1. Field of the Invention
The present invention relates to a valve assembly useful for routing fluid through a piping system. Specifically, the present invention relates to an aseptic valve assembly for routing a flowable food product on a packaging machine.
1. Description of the Related Art
Aseptic packaging of milk, juice, other flowable foods, and other products requires that the product must be initially sterilized or otherwise treated, as by pasteurizing it. Then, throughout the packaging operation, the product must be kept sterile. Care must be taken to ensure that the product is not contaminated with cleaning fluids, lubricants, ambient air, or non-sterile matter. If the product is not aseptic (for example, properly-handled conventionally pasteurized milk is not aseptic), stringent steps must be taken to avoid trapping the product in any crevice, pocket, dead end or mechanism, as an entrapped product which is not aseptic when it enters may sustain microbial growth and may form unsightly lumps or particles. This machinery must be designed to facilitate regular inspection of any mechanism which might deteriorate and thus trap the product or expose it to contaminants.

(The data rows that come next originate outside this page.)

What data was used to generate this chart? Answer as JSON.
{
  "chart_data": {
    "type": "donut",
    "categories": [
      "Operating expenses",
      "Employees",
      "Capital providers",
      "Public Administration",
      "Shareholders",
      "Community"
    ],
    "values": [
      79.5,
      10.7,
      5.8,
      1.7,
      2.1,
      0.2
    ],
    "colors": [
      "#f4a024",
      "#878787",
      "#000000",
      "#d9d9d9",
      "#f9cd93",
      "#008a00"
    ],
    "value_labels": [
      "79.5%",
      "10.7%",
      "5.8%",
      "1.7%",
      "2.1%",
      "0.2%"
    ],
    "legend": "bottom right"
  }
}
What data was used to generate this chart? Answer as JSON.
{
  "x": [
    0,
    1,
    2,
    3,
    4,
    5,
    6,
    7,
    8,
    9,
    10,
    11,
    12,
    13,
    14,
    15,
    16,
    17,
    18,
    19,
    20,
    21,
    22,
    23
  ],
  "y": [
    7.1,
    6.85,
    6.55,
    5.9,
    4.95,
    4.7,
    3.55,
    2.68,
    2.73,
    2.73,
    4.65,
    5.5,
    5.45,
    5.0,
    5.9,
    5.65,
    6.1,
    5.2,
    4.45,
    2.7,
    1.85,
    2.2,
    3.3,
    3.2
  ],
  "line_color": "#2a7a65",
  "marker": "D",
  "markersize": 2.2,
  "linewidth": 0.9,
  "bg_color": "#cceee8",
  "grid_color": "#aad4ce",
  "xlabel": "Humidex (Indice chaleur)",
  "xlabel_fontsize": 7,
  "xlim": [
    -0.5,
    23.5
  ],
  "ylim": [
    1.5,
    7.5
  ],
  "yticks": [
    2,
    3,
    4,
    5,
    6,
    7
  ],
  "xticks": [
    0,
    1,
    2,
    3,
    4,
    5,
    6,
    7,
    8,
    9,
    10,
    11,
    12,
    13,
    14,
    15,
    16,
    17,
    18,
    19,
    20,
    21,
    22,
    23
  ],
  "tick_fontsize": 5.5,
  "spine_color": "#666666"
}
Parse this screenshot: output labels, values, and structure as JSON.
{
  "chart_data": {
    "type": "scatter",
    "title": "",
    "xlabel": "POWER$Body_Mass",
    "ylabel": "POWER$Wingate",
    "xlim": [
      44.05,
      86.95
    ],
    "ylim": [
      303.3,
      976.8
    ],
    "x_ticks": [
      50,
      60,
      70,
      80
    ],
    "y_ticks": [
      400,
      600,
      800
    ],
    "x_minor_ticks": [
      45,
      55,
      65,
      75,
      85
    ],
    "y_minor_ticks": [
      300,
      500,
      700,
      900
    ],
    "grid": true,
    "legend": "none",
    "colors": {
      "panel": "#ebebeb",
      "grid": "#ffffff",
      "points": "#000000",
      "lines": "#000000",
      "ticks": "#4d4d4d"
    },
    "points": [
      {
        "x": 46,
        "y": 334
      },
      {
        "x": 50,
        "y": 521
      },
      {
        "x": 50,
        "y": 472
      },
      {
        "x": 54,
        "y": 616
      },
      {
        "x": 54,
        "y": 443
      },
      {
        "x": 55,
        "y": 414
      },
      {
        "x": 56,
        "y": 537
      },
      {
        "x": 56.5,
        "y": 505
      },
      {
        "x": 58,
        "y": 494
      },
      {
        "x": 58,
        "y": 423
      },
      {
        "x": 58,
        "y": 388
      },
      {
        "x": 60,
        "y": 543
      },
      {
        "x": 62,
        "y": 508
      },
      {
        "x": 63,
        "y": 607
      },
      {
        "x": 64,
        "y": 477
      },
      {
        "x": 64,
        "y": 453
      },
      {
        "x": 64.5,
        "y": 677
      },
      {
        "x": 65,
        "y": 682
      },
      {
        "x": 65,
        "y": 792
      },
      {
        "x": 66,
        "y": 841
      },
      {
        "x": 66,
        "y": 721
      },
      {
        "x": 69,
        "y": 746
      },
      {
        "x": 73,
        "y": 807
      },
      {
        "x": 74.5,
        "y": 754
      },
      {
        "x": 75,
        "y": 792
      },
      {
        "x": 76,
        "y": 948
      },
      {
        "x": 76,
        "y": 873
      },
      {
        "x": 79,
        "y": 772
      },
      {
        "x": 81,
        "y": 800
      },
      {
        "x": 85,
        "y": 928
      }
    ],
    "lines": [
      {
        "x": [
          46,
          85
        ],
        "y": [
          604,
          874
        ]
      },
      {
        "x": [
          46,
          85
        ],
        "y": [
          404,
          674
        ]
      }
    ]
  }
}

Block-and-bleed valve assemblies, also known as "leak detector" valves, have been used to ensure that two process streams, like a sanitary product and a cleaning fluid which are to flow alternately through the same piping, do not mix, either during normal operation or due to leakage or other failure of a single valve. Two valves are provided in series in a block-and-bleed valve. The inlet valve is located at the inlet to the valve chamber, and is normally closed to stop the flow of one of the fluids into the chamber. The outlet valve is located at the outlet to the valve chamber, and is normally closed to stop the flow (usually, unintended backflow) of the other of the fluids into the valve chamber. A normally-open drain in the valve chamber, which is also valved, facilitates leak detection. For example, the drain tube leaving the valve can be transparent so any leakage into the drain may be seen by an operator.
In conventional block-and-bleed valves, two or more separate valve bodies are assembled to form the complete valve assembly, as by welding a tee of tubing between the outlet ports of the respective valve bodies. The tubing and valve outlet passages in the resulting assembly define a "dead leg" which is longer than optimal. Dead legs and poorly drained internal valve surfaces represent places where a product or chemicals may undesirably pool.